Digital Ads Show Numerical Results

Tashiro got fed up with the advertising agency industry and its questionable practices. An industry full of businesses trumpeting vague results with no explanation as to how they were generated. As a result, Tashiro started his own digital ad agency and has since succeeded with innovative advertising operations that break the traditional mold by offering full transparency.

“All digital ads can show numerical results. We understand what measures lead to how much profit and how cost-effective they are. We can convey all that information to our customers, so they are better informed,” Tashiro says.

In 2018, Tashiro founded and became the President of ADREX, instilling it with his powerful client-first philosophy.

A Growth Partner

Those who joined him were like-minded star players who formerly worked for major advertising agencies LINE and Google. Tashiro established a system to make everything visible to clients, from measures, status and effects to the company’s margins. These glassbox advertising operations are characterized by support for client accounts by advertising operations and bringing things in-house.

“ADREX does not sit across from its clients as an agency but stands beside them to help them grow. We keep our cards on the table because we consider ourselves to be a growth partner supporting our clients’ success with advertising operations know-how.”

Hayato Tashiro, President Hayato Tashiro became the top sales executive at IT venture Collabos. Then, in his late 20s, he established Cyber Children, becoming the youngest head of a 30-billion-yen (US$232 million) company. In 2018, he founded ADREX and became its President. In 2022, ADREX opened a branch office in New York, where it is now based.

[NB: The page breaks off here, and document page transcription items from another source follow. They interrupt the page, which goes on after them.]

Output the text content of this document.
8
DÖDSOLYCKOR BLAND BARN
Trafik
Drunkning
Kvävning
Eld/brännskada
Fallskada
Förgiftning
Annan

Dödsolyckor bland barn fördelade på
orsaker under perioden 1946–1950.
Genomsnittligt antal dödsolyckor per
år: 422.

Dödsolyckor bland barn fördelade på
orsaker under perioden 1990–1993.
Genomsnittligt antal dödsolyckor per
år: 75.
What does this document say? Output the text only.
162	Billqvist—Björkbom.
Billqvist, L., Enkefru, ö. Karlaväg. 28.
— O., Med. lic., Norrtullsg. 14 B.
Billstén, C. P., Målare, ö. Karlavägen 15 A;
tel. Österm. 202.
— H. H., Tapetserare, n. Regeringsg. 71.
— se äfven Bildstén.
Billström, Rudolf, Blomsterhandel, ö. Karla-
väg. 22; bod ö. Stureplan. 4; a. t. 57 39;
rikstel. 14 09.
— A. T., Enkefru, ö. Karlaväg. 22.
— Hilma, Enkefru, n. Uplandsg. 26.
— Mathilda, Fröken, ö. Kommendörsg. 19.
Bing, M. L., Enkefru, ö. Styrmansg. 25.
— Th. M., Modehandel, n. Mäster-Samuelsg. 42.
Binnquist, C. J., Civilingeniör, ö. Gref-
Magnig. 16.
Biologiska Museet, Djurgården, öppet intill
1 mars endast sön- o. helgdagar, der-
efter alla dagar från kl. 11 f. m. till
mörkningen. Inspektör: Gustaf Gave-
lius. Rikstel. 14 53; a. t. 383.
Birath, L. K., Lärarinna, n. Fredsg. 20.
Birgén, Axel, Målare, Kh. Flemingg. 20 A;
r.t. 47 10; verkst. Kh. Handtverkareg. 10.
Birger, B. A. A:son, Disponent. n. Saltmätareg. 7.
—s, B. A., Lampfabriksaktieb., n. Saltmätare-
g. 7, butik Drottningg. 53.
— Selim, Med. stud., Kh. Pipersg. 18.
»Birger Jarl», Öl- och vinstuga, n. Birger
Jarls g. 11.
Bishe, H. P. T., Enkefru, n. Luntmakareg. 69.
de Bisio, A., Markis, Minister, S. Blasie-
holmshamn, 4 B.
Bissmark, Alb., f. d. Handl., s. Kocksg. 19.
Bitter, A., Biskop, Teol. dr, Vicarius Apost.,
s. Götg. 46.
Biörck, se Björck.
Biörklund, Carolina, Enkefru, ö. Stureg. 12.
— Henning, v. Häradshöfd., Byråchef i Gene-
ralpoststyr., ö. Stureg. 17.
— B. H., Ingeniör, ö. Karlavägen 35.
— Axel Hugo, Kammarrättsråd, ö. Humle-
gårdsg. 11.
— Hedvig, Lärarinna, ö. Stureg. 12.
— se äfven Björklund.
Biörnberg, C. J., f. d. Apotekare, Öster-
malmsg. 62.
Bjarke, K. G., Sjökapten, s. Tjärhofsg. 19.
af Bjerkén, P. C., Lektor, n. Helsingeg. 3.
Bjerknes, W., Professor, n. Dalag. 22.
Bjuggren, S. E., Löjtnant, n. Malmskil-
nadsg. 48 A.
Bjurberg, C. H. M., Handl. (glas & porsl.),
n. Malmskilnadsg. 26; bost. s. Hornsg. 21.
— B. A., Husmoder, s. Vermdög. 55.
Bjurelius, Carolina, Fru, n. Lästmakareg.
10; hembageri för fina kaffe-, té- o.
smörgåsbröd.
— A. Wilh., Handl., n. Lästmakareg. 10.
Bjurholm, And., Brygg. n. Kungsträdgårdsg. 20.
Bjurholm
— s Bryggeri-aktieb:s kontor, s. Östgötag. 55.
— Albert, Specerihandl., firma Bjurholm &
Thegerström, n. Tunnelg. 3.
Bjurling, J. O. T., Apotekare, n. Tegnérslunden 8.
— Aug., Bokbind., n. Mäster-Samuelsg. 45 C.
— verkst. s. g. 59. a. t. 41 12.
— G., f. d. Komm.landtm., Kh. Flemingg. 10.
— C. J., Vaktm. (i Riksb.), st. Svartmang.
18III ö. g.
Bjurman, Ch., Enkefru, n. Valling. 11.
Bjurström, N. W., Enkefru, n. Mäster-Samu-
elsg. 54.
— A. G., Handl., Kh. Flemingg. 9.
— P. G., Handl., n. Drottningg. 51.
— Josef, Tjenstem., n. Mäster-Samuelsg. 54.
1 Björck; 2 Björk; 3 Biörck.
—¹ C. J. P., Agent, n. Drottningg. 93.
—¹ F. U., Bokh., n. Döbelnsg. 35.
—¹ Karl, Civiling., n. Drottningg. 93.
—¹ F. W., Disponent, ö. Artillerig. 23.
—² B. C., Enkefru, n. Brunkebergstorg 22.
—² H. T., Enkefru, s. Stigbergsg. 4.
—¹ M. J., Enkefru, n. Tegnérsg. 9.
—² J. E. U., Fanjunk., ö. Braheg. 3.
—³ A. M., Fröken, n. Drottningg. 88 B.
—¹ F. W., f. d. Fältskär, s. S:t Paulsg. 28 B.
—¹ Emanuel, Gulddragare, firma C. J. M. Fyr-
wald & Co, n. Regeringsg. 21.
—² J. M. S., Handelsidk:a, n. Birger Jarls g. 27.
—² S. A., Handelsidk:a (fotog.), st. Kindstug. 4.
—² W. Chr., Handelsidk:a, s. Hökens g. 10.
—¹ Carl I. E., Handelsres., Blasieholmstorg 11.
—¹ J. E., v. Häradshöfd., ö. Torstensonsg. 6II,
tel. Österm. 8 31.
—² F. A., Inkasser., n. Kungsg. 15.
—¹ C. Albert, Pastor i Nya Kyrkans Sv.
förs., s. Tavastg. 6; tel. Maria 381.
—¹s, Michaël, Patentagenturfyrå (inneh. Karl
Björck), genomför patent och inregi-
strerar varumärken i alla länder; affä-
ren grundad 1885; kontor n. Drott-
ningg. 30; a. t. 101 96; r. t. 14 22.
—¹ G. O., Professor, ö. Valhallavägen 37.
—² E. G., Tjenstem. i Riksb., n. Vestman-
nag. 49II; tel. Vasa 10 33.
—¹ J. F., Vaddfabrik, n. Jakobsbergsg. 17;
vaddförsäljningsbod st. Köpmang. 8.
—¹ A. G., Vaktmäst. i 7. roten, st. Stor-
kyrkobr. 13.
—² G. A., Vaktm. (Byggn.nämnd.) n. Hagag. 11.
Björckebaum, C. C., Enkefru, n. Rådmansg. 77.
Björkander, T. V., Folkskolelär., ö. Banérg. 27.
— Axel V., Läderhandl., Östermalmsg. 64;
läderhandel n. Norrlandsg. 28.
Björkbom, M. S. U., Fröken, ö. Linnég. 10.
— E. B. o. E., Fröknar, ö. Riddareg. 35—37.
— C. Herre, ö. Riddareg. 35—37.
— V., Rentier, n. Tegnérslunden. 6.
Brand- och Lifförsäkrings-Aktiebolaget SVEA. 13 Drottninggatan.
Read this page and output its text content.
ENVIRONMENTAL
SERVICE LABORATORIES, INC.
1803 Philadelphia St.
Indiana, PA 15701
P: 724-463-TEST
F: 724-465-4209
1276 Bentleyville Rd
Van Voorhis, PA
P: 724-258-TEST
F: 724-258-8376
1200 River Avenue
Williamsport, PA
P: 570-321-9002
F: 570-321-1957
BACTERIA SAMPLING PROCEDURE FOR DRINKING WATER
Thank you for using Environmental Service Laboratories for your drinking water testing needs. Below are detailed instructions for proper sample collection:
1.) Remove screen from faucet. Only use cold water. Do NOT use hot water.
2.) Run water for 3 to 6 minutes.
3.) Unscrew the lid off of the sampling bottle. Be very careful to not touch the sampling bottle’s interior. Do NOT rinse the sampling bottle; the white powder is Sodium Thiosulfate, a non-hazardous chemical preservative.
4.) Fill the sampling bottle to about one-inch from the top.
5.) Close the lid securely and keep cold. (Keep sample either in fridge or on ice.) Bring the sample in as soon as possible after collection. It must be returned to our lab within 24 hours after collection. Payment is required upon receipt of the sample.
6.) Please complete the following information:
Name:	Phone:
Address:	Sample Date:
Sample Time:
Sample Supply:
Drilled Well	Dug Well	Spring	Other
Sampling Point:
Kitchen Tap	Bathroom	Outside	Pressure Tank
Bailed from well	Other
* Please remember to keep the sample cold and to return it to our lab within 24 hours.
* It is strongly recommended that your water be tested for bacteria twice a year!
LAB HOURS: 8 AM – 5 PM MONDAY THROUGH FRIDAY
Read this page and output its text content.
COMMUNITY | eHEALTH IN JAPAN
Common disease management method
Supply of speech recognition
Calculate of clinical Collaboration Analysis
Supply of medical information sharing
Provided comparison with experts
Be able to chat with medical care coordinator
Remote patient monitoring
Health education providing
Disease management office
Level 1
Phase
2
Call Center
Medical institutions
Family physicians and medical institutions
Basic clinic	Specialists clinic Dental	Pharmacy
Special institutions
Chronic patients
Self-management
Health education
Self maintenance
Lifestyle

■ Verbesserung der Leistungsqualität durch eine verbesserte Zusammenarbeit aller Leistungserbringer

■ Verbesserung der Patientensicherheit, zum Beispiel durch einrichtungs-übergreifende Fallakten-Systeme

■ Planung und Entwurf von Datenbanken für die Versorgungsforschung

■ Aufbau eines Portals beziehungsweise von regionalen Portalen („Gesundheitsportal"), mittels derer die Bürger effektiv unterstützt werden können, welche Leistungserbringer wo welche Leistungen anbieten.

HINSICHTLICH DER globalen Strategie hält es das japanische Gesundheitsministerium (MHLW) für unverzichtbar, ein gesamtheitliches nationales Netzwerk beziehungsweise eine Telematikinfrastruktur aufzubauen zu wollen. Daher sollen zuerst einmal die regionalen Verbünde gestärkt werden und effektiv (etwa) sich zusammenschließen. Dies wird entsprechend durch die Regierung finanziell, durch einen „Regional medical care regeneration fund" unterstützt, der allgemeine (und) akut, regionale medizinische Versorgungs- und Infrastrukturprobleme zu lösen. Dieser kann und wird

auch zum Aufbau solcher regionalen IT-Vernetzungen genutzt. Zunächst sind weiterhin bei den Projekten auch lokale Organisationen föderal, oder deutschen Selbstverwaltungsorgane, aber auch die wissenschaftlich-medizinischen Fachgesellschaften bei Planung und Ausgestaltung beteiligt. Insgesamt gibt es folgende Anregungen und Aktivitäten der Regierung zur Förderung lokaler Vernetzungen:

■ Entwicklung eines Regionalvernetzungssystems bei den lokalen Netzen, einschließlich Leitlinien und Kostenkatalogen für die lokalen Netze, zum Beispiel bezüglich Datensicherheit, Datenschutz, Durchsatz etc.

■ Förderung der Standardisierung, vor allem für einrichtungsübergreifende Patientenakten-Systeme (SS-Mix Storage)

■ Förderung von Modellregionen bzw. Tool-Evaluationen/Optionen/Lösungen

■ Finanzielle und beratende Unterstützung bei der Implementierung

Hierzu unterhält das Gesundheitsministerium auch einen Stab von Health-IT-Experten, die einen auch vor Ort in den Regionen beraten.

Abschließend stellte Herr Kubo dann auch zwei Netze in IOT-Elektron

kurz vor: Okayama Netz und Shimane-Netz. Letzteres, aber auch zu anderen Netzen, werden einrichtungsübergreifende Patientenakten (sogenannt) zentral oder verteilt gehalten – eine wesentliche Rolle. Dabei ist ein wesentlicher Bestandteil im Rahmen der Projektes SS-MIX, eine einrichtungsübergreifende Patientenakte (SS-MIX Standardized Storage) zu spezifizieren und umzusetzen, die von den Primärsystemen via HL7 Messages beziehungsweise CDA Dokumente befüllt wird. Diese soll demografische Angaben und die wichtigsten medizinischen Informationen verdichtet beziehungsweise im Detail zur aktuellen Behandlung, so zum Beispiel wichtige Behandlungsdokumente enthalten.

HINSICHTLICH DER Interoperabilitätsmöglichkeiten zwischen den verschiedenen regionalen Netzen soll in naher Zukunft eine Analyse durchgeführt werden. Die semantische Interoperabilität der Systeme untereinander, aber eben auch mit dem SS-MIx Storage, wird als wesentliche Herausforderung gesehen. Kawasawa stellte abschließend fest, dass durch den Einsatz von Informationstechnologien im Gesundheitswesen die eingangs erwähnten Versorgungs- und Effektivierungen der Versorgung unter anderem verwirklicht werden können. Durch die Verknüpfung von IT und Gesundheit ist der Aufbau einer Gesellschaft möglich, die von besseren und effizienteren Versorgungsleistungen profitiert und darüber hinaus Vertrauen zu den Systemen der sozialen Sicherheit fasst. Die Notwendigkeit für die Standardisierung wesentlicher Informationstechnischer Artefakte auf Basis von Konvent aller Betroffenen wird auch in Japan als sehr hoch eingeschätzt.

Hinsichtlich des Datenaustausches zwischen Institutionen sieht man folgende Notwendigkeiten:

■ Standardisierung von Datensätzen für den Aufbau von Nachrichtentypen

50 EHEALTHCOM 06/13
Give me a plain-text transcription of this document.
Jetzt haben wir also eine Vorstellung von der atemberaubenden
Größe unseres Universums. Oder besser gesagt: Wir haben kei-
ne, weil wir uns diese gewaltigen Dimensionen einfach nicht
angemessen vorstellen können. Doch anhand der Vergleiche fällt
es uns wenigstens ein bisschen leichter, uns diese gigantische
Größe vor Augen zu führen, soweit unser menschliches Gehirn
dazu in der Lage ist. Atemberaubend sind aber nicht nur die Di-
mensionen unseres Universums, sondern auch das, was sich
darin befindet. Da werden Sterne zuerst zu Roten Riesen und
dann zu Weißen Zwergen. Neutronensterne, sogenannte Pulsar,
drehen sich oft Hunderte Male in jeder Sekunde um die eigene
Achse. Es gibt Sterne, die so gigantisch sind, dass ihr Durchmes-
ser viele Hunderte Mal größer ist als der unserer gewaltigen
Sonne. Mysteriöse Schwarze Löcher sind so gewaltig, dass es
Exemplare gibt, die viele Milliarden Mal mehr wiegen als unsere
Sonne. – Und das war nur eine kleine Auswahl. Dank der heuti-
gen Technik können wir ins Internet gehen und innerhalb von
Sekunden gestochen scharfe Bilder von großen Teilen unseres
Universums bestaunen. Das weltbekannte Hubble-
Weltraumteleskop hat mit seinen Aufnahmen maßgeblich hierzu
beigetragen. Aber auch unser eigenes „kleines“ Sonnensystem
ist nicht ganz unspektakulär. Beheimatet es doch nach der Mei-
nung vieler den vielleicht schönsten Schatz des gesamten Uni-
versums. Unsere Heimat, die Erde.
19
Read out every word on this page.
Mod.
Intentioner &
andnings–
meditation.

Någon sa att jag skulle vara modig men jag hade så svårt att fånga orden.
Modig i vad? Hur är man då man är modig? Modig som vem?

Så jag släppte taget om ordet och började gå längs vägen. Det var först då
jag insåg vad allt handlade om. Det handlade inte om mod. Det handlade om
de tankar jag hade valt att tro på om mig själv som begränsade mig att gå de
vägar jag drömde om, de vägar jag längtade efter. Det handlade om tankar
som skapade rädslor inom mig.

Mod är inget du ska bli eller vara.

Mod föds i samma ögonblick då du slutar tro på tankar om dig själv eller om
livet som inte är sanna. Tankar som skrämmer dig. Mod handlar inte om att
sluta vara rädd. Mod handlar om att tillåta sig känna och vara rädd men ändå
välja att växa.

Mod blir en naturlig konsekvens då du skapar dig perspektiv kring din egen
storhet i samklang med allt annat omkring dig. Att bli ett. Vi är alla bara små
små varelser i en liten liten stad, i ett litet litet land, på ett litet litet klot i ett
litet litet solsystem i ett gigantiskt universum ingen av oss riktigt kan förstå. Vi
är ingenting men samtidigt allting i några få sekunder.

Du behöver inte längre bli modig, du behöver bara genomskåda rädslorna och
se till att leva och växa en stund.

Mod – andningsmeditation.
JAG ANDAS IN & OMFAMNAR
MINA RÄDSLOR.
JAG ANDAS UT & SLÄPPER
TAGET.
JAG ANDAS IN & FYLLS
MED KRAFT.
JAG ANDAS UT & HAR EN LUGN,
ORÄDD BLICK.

Aiming to be America’s Top Japanese Ad Agency

ADREX’s main focus is the benefit of future growth rather than immediate profits, and that focus is paying off. Making business operations transparent has become a means of demonstrating the company’s honest and meticulous operations to clients and its greatest weapon in winning their trust. The company’s sales grew from 1.12 billion yen (US$8.66 million) to 3.84 billion yen (US$29.70 million) over the three years of 2020-22.

In January 2023, ADREX launched its first in-house product, AdRex©, which enables automated analysis of more diverse access logs. This tool will enable traditionally difficult in-depth, automated social media trend analysis and will also expand the company’s line of business.

This innovation is no longer limited to Japan as Tashiro has decided to move his base of operations to New York where he has opened a branch. The goal is to become the top Japanese global advertising agency in the U.S.

“We are not just a Japanese company adept at handling precise numbers, but we have also succeeded in Japan, with all its strict advertising regulations, by deciding to operate in a client-first, transparent way. We are confident that this client-first service model will have a natural global appeal.”